Avere vent’anni: MANILLA ROAD – Atlantis Rising

Barg: Questo fu il disco del grande ritorno dei Manilla Road, che si erano sciolti nei primissimi anni Novanta; l’ultimo album con il loro nome in copertina era The Circus Maximus, del 1992, ma quello era un disco solista di Shelton che cui la casa discografica volle a tutti i costi fare uscire a nome Manilla Road. Quindi l’ultimo loro disco vero e proprio era stato The Courts of Chaos, del 1990, ben undici anni prima di Atlantis Rising.
Io non so sinceramente se sia mai uscito un disco da ritorno sulle scene bello come Atlantis Rising. Può darsi che mi stia dimenticando qualcosa, ma al momento non me ne viene in mente nessuno. Di solito sono sempre piuttosto contrario a questo genere di operazioni, perché come si usa dire la minestra è buona quando è calda, ché fredda fa schifo, ma esistono sempre le eccezioni e questa è forse l’eccezione più fulgida. I Manilla Road che si riformavano proprio nel periodo in cui il metal classico stava tirando commercialmente non era un’ottima premessa, ma onestamente nessuno poteva pensare che sarebbero tornati con un disco così meraviglioso.

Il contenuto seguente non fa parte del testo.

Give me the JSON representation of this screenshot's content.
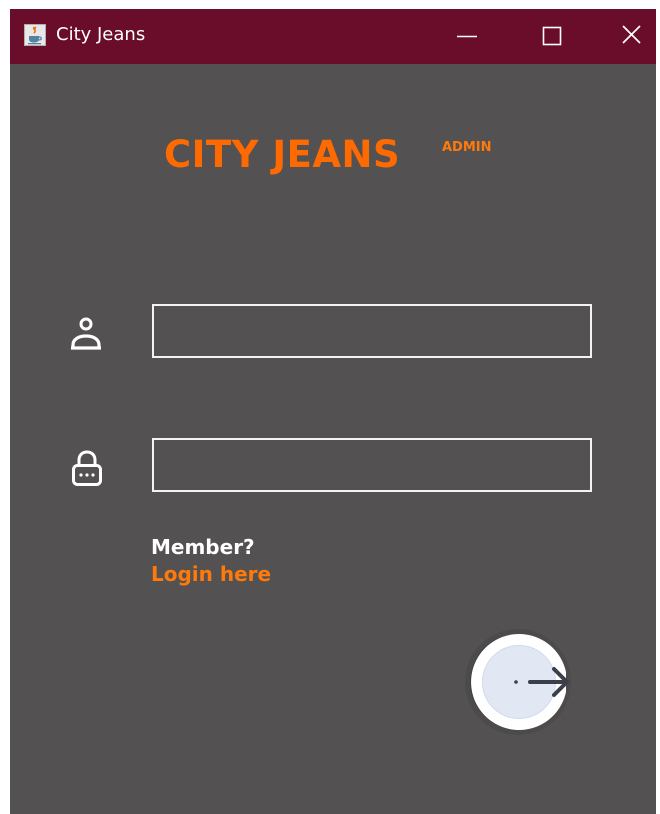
{
  "window": {
    "title": "City Jeans",
    "app_icon": "java-cup-icon",
    "controls": [
      "minimize-icon",
      "maximize-icon",
      "close-icon"
    ]
  },
  "brand": {
    "name": "CITY JEANS",
    "superscript": "ADMIN"
  },
  "form": {
    "username": {
      "icon": "user-icon",
      "value": ""
    },
    "password": {
      "icon": "lock-icon",
      "value": ""
    },
    "member_prompt": "Member?",
    "login_link": "Login here",
    "submit_icon": "login-arrow-icon"
  },
  "colors": {
    "titlebar": "#6a0d2b",
    "background": "#535152",
    "accent": "#ff6a00",
    "field_border": "#f3f3f3"
  }
}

Atlantis Rising è IL METAL, o tutto quello che il metal dovrebbe essere, nello spirito, nell’atmosfera, nell’ambientazione, nella passione, nell’approccio, nell’attitudine. I Manilla Road sono uno dei più grandi gruppi di sempre, e siamo d’accordo, ma è chiaro che i 17 o 18 dischi che hanno scritto non sono tutti allo stesso livello. Ecco, Atlantis Rising è uno dei migliori che abbiano scritto. Certo erano tempi diversi rispetto a Crystal Logic o Mystification, ma il contenuto di questo album attiene alla categoria dell’eterno, e il tempo non può scalfirlo. Non saprei cos’altro dire senza cadere nell’ovvietà o nell’autocitazione. Ascoltatelo a ripetizione, fatevelo entrare nelle vene e assimilatelo alla vecchia maniera, perché questo è un capolavoro vero e vi accorgerete presto di non poterne fare più a meno.
Stefano Mazza: Atlantis Rising fu il disco del ritorno dei Manilla Road dopo più di dieci anni, voluto e ideato dal solo Mark Shelton con un gruppo completamente nuovo rispetto al periodo anni 80 e anni 90. È un ritorno deciso, meditato e anche ispirato, che fu agevolato dal crescente interesse che si stava creando verso i Manilla Road e altri mostri sacri dell’heavy epico fra fine anni Novanta e primi Duemila. Atlantis Rising è un disco di buona fattura, presentato con una produzione essenziale, se non sotto tono, che nonostante questo ha un suo valore estetico e si abbina bene allo stile epico e cupo che caratterizza l’album. È gradevole da sentire e forse solo in certi passaggi penalizza alcuni dettagli sonori del lavoro. La composizione è matura, degna di un gruppo del genere, i brani trasmettono tutti energia, nonostante i toni crepuscolari che abbiamo detto. Tecnicamente troviamo anche diversi spunti interessanti, per esempio la voce è suddivisa fra Shelton e Bryan Patrick (che suona anche la batteria) e viene usata in modo vario e aggiornato ai tempi: in almeno due canzoni, Megalodon e Decimation, c’è un growl alla Mike Browning; nella title track e in Resurrection troviamo uno stile simile al Rob Halford più baritonale, poi quando al microfono torna Mark sentiamo il suo caratteristico cantato squillante e nasale. Abbiamo anche qualche momento poco riuscito, come Decimation e l’ultima War of the Gods, che si rivela prolissa e monotona, oppure qualche trovata riccardona, come in March of the Gods e in Siege of Atland, che però hanno una bellissima narrazione, musicalmente parlando. È un disco del quale ai primi ascolti si noterà una certa qualità altalenante, ma che ha un suo prestigio nella composizione, nella potenza e nella profondità del saper esprimere l’epic metal nelle sue accezioni più elevate.